When using a reward system, make sure it is appropriate and not perceived as manipulative. Leslie L. Uses a behavior tracking system and a reward system where students can give points for an incentive (iPad time, lunch with a teacher, etc.). Leslie added, “I make breaks in their schedule.” “And I try to be as patient and understanding as possible.”
Teacher Erica M. It also uses a point system checklist with options A and B. If they do each, they earn “points” for an incentive, which is often the iPad time during the last 15 minutes of class. “Find an interest and use it to your advantage!” Says Erica.
Avoid power struggles
Most teachers agree: stay away from that undefeated power struggle. As Chris W says, “Choose your fight. One of my students corrects me all the time, whether I make a mistake or not. I answer, ‘OK, let’s double-check it.’ If I make a mistake, I correct it and we move on; if he makes a mistake, I silently let him know. “
Create personal connections
Often children with ODD are looking for a relationship with a teacher who can help them deal with their own problems instead of isolating them in a negative way. Creating a connection with them will help you get to the root of the problem.
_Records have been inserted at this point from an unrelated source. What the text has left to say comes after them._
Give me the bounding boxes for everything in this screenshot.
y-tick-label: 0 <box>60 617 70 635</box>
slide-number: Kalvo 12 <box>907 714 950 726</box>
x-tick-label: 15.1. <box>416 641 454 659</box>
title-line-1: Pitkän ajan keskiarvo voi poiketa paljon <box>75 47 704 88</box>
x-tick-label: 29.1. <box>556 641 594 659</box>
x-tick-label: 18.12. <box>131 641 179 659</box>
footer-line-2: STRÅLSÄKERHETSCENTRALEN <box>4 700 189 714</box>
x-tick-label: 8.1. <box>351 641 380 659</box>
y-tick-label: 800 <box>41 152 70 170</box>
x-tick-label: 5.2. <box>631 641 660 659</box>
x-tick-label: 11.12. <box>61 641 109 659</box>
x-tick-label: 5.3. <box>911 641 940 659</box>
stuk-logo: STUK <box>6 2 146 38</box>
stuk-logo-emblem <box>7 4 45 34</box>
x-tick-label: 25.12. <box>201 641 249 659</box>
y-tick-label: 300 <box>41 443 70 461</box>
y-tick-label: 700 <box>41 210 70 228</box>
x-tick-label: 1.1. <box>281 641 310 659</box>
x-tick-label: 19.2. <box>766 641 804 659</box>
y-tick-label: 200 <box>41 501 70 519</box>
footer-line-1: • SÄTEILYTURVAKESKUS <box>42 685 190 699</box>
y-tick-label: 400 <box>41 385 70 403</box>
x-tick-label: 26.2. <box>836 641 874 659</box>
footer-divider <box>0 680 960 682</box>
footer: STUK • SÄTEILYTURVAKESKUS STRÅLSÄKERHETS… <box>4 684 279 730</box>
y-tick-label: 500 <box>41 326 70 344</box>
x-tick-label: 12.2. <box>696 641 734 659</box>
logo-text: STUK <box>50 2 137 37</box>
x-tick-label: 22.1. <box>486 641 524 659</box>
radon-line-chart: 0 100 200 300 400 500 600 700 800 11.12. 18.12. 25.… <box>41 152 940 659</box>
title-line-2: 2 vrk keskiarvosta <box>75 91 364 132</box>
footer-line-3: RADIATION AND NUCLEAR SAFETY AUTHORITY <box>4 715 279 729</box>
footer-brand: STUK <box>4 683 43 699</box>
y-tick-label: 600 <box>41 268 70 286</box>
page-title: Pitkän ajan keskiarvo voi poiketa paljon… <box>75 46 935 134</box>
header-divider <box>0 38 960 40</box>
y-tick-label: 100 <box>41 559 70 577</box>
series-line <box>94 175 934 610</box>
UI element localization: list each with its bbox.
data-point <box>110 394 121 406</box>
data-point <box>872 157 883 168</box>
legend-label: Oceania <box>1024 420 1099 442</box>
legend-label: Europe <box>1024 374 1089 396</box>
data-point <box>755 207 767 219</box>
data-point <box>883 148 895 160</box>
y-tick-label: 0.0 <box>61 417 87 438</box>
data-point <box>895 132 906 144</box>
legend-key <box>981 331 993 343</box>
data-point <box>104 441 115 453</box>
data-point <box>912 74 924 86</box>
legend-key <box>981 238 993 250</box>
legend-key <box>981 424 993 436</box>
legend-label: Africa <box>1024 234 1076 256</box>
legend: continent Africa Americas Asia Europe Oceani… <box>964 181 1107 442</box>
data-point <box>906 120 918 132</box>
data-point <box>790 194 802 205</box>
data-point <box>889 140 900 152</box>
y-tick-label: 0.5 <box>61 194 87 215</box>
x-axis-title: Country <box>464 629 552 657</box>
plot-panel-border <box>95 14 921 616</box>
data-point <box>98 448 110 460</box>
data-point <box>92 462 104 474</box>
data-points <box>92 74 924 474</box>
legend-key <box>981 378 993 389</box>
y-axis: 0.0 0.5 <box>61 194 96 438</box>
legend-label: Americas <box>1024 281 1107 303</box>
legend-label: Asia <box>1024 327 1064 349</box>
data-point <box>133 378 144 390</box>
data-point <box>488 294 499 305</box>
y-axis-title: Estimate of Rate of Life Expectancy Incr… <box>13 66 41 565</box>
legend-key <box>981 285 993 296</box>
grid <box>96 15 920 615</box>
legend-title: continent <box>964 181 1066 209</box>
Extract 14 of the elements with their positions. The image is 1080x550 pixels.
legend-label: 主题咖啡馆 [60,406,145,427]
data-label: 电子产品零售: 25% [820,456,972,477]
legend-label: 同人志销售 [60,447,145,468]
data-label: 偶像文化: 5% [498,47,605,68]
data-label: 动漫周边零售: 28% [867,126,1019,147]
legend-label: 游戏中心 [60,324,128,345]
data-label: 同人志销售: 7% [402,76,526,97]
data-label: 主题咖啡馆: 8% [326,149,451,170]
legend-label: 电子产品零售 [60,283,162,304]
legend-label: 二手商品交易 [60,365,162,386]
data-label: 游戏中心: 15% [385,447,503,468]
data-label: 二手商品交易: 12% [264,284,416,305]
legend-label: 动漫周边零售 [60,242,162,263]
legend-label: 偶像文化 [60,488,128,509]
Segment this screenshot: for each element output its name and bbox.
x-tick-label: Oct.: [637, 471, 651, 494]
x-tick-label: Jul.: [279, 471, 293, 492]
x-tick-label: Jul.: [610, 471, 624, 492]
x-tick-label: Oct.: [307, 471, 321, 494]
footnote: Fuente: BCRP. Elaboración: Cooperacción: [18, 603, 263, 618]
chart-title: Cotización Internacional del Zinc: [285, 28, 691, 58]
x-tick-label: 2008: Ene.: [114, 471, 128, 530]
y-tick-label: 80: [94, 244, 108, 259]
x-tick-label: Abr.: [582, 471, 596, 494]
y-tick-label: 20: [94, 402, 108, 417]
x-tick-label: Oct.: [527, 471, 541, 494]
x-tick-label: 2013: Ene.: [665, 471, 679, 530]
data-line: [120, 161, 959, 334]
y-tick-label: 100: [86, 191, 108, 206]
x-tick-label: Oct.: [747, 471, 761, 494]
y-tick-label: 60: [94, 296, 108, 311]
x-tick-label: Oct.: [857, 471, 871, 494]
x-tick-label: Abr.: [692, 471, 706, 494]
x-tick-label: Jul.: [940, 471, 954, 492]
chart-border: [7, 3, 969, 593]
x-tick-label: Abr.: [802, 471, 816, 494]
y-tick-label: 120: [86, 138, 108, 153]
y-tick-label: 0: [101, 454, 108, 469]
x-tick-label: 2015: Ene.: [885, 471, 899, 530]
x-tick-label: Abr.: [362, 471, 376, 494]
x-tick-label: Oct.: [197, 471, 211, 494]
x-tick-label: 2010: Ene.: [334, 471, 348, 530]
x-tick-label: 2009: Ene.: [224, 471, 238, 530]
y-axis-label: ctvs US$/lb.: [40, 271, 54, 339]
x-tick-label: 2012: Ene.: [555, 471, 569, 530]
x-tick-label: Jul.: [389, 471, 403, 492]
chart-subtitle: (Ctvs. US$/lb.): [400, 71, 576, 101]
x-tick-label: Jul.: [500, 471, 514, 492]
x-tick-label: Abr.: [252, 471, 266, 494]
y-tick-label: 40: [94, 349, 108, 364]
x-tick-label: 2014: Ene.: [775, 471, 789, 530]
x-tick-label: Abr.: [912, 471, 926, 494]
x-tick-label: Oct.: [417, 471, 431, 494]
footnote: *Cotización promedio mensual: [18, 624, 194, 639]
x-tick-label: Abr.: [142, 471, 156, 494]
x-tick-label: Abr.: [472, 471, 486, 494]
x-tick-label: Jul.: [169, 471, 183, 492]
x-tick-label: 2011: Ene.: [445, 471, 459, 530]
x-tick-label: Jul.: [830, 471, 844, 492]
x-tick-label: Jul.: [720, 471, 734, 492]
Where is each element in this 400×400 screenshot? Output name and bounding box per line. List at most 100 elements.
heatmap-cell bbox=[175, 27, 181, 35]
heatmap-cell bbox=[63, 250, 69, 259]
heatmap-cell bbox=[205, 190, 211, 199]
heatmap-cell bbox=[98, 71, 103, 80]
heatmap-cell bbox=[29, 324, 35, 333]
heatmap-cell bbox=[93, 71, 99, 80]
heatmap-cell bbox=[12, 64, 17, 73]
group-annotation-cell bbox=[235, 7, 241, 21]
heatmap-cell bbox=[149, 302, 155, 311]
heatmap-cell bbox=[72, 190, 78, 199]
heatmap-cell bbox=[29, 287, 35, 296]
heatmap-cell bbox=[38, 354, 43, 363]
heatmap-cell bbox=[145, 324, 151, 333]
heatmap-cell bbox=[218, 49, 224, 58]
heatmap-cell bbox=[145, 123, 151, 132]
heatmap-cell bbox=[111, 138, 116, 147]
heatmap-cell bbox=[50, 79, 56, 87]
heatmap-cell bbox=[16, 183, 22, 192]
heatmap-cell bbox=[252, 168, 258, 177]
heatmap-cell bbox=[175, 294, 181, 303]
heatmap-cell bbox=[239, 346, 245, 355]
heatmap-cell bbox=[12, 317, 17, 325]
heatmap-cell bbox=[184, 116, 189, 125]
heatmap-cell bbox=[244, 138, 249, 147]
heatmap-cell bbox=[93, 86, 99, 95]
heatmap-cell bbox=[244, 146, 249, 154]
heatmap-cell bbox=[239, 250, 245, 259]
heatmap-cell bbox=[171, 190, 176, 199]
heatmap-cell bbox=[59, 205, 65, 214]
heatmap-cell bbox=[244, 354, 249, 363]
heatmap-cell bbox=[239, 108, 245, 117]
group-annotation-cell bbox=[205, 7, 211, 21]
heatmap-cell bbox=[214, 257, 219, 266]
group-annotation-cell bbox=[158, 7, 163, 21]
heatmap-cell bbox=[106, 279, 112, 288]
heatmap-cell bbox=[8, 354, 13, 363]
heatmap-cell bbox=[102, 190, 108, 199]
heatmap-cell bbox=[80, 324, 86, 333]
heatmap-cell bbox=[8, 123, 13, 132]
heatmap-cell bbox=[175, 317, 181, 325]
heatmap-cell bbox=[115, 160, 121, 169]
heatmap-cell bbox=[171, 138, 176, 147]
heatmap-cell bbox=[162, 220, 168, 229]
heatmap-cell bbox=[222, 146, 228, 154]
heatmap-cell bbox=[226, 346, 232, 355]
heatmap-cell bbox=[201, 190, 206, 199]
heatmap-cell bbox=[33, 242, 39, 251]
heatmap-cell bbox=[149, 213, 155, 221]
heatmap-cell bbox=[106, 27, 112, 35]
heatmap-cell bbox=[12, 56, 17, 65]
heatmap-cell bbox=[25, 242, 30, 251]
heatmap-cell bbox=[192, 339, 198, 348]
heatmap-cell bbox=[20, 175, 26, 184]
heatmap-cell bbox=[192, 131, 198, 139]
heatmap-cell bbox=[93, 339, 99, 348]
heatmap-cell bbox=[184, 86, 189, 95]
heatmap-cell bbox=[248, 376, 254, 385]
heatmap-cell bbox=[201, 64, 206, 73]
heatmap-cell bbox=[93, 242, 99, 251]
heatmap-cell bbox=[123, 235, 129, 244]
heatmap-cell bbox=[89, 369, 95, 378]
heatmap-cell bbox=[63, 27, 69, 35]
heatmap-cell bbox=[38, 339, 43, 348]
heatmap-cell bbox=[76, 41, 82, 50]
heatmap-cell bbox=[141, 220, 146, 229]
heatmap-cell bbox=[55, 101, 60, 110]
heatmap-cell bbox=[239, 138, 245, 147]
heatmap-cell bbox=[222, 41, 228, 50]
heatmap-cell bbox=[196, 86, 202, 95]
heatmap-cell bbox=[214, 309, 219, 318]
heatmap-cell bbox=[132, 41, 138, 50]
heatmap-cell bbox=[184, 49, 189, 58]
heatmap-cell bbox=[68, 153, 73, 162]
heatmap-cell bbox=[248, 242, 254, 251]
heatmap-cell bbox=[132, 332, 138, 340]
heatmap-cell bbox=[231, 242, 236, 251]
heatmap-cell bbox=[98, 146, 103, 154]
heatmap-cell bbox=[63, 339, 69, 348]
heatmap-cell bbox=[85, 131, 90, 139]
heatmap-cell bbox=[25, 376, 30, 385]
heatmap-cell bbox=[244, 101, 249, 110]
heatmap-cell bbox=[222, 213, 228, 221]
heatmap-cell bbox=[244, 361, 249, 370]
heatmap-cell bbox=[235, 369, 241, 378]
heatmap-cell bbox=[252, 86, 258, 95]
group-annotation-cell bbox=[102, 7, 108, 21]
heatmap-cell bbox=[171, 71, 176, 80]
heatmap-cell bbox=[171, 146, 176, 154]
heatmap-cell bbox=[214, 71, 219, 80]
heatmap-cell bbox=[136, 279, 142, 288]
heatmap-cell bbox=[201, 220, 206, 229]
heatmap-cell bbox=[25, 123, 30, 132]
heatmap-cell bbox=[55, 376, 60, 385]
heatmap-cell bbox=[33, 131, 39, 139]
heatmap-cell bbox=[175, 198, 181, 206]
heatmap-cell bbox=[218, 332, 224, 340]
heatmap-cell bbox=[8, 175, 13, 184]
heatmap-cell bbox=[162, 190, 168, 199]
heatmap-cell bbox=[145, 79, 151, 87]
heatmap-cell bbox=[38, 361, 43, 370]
“Almost all of my students have ODD, and I have a good relationship with most of them,” Kendra J said. “Find out what they’re interested in and have conversations at their level during breaks.” Allow them to set goals and decide together what will happen if they do not meet the goals.
Carol H. Says, “Find something at the level of student interest. I once had a high school girl who hated all her teachers and was out of control. He would curse, scratch, bite, and refuse to finish work for adults and peers. I found out he played football for a tour team. My son did the same. A few weeks into the school year, she had a game with my son, and I was able to watch her play. It has changed everything. He’s a freshman at college, and we’re still in touch. “
Find ODD resources.
This is an overview of what students with ODD are experiencing. Educate yourself about the situation in your classroom to find more ways to understand and help these kids.